I actually think Sonos and Yamaha are going for different consumers, even though there is obvious overlap. The one thing Sonos Connect has going for it is that if you are already in the Sonos ecosystem and if you want to have Sonos available on non-wifi speakers, it is the only option. It is ecosystem lock-in. The Yamaha works in the MusicCast system, so it has that advantage (though that ecosystem is not very mature compared to Sonos), but I bet more people are buying it as a stand alone audiophile device that works with many different services and has an ESS SABRE DAC for the optical input and networked files.
As a side note, CNET has reported that Amazon and Microsoft were teaming up so that the Dot will soon control Cortana. I have Cortana turned off on my Windows computers, but it might come in handy for some people.
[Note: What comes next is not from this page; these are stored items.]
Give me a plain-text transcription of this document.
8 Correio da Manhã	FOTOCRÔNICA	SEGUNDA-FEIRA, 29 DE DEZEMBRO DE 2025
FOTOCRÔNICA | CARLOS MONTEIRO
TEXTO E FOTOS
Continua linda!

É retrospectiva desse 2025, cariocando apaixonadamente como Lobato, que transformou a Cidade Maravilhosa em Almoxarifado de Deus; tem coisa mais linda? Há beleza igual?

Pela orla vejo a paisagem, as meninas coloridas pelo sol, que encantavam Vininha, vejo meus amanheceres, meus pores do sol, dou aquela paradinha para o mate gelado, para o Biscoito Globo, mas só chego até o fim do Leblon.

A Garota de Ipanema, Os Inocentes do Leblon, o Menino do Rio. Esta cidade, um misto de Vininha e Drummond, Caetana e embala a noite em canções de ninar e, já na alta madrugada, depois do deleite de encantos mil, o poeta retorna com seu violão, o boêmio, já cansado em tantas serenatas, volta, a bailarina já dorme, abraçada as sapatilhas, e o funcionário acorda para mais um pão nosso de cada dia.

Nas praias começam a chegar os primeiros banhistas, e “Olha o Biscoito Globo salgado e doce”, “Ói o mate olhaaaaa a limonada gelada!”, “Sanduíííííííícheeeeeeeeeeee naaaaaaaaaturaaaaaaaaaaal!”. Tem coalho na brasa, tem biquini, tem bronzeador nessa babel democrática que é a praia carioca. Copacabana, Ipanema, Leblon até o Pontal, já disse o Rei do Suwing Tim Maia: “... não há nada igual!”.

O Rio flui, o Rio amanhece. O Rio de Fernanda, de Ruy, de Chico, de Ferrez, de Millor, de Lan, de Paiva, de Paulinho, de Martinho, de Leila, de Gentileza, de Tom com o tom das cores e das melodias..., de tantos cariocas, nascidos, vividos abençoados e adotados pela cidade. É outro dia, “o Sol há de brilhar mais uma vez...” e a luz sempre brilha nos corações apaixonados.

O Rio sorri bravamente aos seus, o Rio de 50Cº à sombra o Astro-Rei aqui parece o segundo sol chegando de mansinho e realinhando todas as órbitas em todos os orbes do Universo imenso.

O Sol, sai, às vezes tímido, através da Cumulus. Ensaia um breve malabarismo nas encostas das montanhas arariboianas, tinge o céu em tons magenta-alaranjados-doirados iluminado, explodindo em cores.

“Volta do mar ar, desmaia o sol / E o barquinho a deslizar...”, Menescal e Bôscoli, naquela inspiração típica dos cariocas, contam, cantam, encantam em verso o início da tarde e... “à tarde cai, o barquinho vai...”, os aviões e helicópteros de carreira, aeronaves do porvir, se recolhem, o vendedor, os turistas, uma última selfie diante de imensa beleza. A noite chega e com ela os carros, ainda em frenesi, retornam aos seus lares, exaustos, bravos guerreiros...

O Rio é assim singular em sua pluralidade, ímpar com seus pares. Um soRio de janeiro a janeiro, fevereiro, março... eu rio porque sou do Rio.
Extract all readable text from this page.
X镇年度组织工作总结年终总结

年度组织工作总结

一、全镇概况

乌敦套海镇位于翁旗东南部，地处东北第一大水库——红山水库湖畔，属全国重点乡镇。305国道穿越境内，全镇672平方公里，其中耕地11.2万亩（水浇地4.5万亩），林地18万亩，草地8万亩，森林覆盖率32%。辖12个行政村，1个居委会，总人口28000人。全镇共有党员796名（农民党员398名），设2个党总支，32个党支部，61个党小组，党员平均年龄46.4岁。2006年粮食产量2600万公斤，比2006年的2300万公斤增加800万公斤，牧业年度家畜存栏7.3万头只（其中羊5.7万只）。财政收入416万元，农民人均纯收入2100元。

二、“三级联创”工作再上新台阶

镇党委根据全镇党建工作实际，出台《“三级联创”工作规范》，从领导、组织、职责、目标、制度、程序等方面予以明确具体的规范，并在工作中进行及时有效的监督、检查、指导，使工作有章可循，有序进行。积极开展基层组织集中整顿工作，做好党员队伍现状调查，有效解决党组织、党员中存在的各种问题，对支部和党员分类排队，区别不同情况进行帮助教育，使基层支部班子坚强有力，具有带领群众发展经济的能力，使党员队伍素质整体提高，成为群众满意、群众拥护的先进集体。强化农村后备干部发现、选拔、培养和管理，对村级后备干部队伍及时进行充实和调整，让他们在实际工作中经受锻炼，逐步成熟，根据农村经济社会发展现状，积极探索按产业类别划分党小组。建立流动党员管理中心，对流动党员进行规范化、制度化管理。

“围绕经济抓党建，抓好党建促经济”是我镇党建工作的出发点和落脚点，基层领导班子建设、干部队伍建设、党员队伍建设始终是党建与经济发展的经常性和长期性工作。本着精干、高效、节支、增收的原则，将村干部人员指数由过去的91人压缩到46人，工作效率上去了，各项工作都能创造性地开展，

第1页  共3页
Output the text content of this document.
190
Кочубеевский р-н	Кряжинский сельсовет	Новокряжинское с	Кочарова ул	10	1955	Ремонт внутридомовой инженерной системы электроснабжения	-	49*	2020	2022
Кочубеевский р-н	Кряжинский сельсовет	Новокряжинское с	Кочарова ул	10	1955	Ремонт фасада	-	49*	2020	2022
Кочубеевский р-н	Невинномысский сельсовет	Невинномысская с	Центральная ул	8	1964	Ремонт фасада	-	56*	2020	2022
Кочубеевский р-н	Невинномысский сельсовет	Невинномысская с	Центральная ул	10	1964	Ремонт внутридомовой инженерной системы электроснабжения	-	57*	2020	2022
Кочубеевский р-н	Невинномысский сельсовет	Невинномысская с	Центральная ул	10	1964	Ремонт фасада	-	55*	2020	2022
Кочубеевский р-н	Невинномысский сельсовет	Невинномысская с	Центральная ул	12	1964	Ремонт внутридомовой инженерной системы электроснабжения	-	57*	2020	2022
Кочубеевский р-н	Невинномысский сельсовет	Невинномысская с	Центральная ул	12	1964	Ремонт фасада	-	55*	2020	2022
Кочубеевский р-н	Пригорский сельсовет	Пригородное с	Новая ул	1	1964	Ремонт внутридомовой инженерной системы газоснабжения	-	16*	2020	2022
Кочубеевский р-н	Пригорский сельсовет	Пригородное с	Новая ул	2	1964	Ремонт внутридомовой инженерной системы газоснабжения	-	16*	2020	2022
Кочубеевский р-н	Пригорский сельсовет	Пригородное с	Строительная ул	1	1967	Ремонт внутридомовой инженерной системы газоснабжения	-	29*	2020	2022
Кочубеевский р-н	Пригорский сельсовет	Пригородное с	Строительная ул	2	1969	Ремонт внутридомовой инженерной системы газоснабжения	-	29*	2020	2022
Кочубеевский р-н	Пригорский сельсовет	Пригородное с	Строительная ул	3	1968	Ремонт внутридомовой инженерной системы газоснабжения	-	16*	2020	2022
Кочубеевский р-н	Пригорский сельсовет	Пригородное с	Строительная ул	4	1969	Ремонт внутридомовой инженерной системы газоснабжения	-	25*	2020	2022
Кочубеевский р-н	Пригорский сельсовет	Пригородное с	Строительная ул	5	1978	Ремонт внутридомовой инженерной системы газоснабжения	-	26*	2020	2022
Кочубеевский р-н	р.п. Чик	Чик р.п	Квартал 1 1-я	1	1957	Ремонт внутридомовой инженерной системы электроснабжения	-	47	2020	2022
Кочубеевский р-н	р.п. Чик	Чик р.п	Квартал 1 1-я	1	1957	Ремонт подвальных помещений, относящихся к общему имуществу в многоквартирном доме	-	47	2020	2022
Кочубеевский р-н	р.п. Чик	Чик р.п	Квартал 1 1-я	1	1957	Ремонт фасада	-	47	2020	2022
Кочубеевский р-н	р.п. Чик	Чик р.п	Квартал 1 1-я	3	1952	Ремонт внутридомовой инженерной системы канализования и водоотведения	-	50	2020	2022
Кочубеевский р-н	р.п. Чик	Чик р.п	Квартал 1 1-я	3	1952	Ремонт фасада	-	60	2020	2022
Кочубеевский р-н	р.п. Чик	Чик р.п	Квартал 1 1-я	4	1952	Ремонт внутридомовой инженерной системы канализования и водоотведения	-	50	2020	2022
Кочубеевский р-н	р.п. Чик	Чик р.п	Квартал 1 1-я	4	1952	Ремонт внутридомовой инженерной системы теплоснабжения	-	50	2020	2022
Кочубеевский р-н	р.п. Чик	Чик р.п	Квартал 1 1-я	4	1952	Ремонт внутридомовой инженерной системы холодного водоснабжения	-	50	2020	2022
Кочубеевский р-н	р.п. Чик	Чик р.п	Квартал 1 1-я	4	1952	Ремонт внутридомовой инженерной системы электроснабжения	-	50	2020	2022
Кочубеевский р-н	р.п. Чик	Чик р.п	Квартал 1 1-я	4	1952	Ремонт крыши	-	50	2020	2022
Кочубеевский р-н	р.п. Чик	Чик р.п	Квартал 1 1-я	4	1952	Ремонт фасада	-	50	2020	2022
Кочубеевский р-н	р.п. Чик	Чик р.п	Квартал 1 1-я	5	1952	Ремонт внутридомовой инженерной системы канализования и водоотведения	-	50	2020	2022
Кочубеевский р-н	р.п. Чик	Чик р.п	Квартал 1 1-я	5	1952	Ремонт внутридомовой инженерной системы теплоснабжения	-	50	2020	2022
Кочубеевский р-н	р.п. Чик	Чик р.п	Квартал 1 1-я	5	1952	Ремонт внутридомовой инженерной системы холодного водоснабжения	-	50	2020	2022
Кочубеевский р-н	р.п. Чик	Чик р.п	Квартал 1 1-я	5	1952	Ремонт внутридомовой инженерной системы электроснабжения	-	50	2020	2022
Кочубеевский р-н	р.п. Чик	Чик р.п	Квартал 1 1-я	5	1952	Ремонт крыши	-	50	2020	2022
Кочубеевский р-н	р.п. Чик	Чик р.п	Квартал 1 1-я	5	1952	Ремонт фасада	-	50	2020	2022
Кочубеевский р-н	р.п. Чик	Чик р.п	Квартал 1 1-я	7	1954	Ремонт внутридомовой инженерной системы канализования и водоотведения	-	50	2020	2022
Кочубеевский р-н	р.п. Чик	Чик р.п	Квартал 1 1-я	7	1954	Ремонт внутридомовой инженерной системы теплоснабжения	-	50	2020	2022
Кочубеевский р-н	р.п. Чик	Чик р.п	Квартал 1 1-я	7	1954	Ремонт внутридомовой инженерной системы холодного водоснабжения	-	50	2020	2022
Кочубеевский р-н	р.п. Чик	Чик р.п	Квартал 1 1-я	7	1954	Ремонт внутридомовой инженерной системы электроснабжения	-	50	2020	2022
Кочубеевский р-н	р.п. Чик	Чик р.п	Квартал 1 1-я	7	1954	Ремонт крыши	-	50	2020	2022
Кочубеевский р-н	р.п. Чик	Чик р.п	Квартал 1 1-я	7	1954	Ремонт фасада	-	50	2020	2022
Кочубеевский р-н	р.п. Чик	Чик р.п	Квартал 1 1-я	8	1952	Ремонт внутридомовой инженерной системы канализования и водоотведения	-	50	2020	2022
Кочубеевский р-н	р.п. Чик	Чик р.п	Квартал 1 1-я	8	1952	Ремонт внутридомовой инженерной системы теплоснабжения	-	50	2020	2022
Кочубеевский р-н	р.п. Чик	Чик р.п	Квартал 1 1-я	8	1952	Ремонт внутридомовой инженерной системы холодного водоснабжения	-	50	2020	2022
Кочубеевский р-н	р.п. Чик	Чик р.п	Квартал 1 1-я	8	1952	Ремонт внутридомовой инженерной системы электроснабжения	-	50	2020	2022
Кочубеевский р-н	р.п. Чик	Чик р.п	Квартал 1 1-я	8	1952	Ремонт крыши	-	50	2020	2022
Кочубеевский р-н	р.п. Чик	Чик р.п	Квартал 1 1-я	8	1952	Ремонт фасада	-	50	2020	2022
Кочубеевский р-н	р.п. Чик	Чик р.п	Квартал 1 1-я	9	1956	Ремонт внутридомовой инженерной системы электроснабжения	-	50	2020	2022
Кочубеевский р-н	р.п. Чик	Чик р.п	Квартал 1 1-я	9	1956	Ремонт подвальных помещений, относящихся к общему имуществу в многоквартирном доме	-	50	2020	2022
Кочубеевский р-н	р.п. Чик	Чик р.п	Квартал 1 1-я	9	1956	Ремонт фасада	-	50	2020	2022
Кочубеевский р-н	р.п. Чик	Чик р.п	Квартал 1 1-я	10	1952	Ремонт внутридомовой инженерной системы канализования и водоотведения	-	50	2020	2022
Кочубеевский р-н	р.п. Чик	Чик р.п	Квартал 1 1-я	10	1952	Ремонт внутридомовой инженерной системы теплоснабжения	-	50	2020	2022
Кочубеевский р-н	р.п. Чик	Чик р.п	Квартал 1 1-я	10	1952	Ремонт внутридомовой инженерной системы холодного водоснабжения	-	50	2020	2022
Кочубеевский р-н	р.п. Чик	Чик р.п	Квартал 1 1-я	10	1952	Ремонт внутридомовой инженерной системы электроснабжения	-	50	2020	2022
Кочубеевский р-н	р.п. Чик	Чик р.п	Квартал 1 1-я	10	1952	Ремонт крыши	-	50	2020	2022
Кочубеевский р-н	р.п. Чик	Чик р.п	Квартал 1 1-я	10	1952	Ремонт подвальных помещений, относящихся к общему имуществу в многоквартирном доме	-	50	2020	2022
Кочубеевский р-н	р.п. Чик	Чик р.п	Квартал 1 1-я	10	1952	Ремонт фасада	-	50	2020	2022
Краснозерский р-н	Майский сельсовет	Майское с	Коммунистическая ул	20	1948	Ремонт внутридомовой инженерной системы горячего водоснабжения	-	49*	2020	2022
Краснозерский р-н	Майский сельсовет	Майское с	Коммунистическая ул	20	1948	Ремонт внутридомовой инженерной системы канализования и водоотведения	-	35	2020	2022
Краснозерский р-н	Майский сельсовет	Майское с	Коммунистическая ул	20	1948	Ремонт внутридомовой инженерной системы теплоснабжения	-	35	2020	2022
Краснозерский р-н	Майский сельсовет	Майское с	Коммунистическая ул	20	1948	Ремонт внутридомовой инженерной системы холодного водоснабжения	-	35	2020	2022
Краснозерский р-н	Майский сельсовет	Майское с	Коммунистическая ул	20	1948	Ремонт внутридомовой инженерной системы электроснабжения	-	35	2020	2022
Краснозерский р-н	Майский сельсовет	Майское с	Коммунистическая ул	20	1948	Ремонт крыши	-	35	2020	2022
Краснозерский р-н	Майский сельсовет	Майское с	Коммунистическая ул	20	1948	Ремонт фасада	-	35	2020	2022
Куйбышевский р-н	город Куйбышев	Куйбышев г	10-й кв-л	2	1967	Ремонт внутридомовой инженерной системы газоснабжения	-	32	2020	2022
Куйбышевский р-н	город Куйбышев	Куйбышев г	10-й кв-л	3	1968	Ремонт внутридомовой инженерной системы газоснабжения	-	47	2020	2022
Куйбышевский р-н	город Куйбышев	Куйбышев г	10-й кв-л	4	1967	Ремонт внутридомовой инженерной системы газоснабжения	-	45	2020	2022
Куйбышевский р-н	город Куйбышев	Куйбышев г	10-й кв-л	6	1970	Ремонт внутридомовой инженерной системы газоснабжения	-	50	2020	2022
I just read this whole thread. Very cool! My Dot will be here Tuesday. This thread prompted my order. I think the enhancements will arrive even faster than they have to this point. Digital out would be nice.
They are nice little devices. I have two, plus the original Echo (which Amazon is discounting heavily right now, I'm guessing a new generation will be out b4 Xmas). Enjoy!
Looks like Yammie will be Alexa-enabling in October (like everyone else in this space), now that Amazon finally has the Connected Speaker API semi-finalized. Took a year, with the participation of many hardware manufacturers, so should be pretty well polished. Look forward to it.
This little solid wood Dot case from Amazon.com looks pretty nice with vintage gear.